I was the first one who started to talk because as the group leader, I had to introduce our proposed system and our objectives. Blah, blah, blah. And by the time I explained the Problem Areas, I am confident of what I was saying and kinda nervous that she might ask a detail about it. And yeah, she did, only that I was totally able to give out my answer back. As the reporting went on, I was so happy that she only found few mistakes in our documentation (typographical errors and add picture descriptions only) and she even said that it was written down very well. Of course, as the maker, I was flattered. 😀 Then it was Evan’s turn to discuss the program (this is the critical part).
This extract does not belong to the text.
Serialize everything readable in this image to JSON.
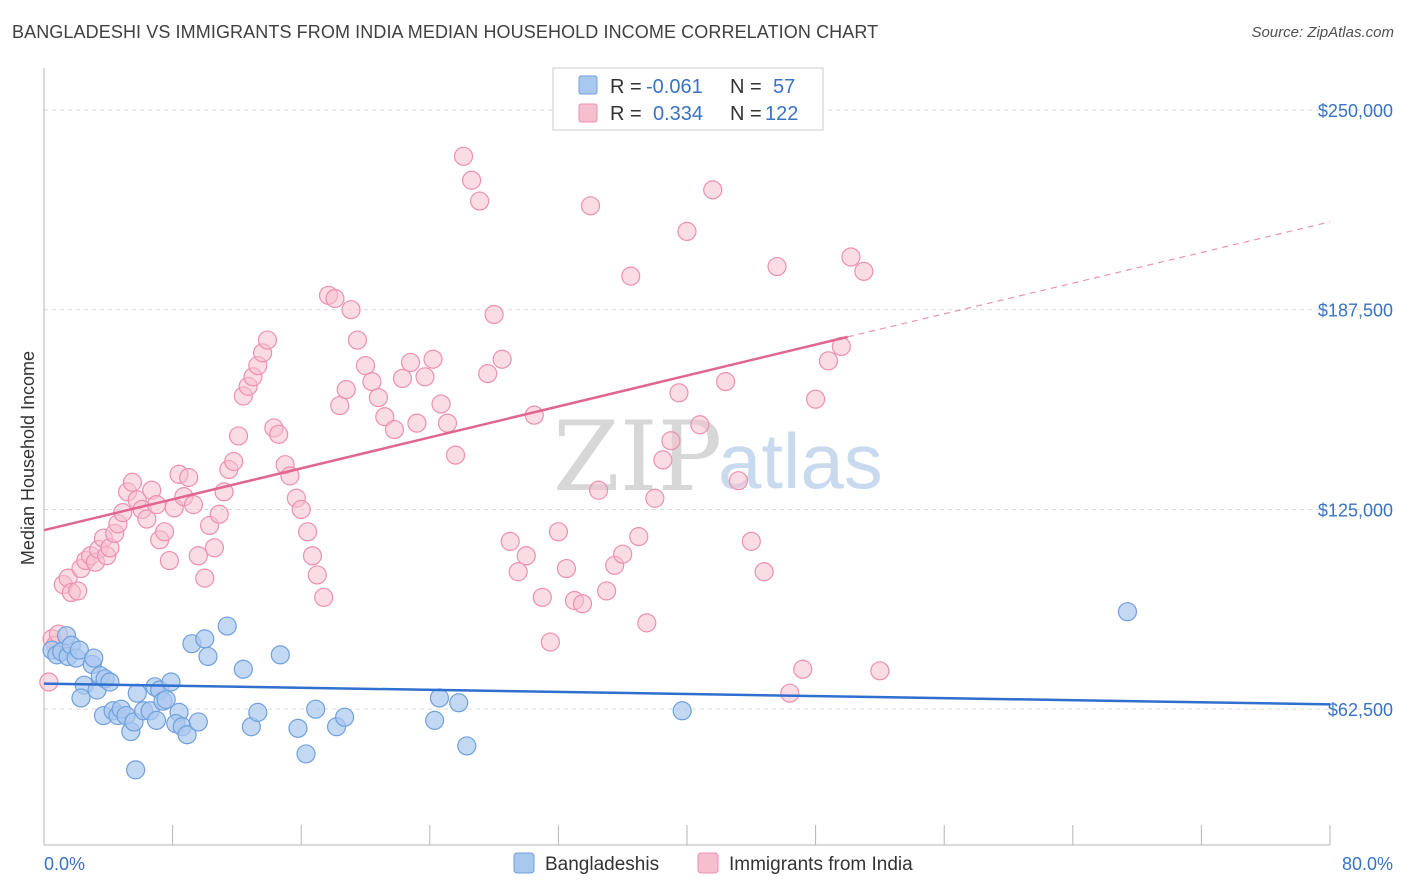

As he was discussing, I can’t stop my self from staring and thinking, “Wow, so that was how it worked! Wow! Wow! WOOOOW!!!” and I tell you, I was not the only one. The panelists could not even find a big mistake on it as the program had all the error-traps you could think of. And just, OH. MY. GOSH. They were impressed. Our subject adviser said that among all the groups who presented an Enrollment System database, we had the most accurate one. So really, a good job to our group. An excellent one! And because of that, we had snack at Pizza Hut treated by our group mate Sartre~ Yum! :3
And then after that defense I always come late in class. But today is the worst. I wasn’t able to hear my alarm clock, and then when I suddenly woke up, it was already 9AM, 3 hours past my wake up time and 1 hour late from my departure time from home to school. I was kinda depressed, knowing that we have final exam this day on that subject. And you know, I did not make it. I thought our professor would allow me to take the exam even if I’m an hour late, but he pushed us outside like rats. What the f. I can’t take what he’s saying I decided to go out; my conscience called in sick. I was thinking of reasons how could I take the exam. I was crying so much that I remembered my hurting ear. I made that as a reason.